The majority finds Pacheco "highly instructive" in reaching its holding "that, as a matter of law, Poindexter's communications with the EEOC did not satisfy the legal requirements for exhausting a disparate-impact charge." Pacheco is distinguishable on its facts. In Pacheco, the Court of Appeals for the Fifth Circuit affirmed the dismissal of the plaintiff's disparate-impact claim for failure to exhaust administrative remedies, but the court sets forth the appropriate analysis as fact-intensive: "We engage in fact-intensive analysis of the statement given by the plaintiff in the administrative charge, and look slightly beyond its four corners, to its substance rather than its label." 448 F.3d at 789. In contrast to the correspondence between Poindexter and the EEOC, the plaintiff in Pacheco was sent a letter notifying him of the claim that was accepted for investigation and that "if he objected to the way his claim was stated, he should contact the Office within five days"; the plaintiff did not respond. Id. at 786. The court also did not address conflicting evidence as to the substance of the "administrative charge" and the "initial charges of discrimination." See, e.g., id. at 792 n. 15 (newspaper article that acknowledged statistical underrepresentation of Hispanics in federal agencies not relevant to exhaustion question because "it was not submitted to the EEO, but was produced by [the plaintiff], after suit was filed in district court").

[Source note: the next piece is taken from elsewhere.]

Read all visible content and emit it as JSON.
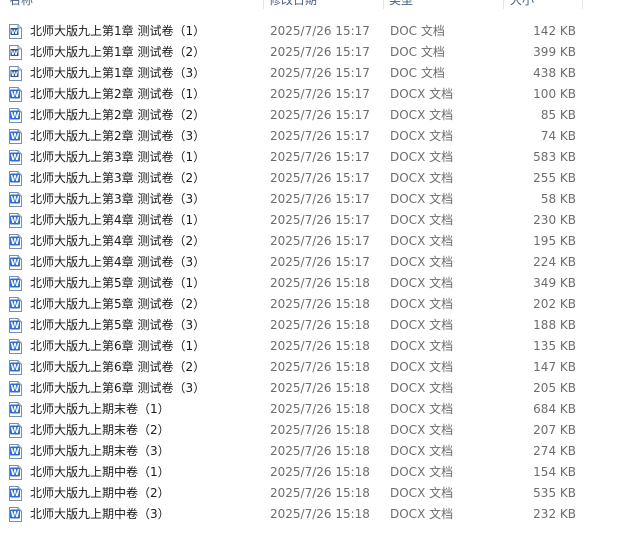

The claim stated in the letter was: "Whether the FAA treated you differently, based on your national origin (Hispanic), when you were not selected for a supervisor's job." Pacheco v. Mineta, 448 F.3d 783, 786 (5th Cir. 2006).
In conclusion, because the majority disregards evidence favorable to Poindexter, the non-movant, I concur only in the portion of the opinion reversing the trial court's order as to Poindexter's claims based on chapter 106 of the civil practice and remedies code and respectfully dissent to the remaining portions of the opinion reversing the trial court's order on a plea to the jurisdiction as to Poindexter's retaliation and disparate-impact claims and short-circuiting this litigant's day in court.
An alternative ground for affirming the trial court as to both the retaliation and the disparate-impact claims would be to imply that the trial court in its discretion denied the plea to the jurisdiction to "await a fuller development of the case." See Texas Dep't of Parks Wildlife v. Miranda, 133 S.W.3d 217, 227 (Tex. 2004); Worford v. Stamper, 801 S.W.2d 108, 109 (Tex. 1990). The majority concludes that an abuse-of-discretion standard does not apply "because the trial court did not purport to exercise its discretion in this regard." Because the trial court did not make findings of fact and conclusion of law, however, we are to affirm the trial court's order denying the plea to the jurisdiction if it can be upheld on any legal theory that finds support in the evidence. See Miranda, 133 S.W.3d at 227; Worford, 801 S.W.2d at 109 ("The judgment must be affirmed if it can be upheld on any legal theory that finds support in the evidence.").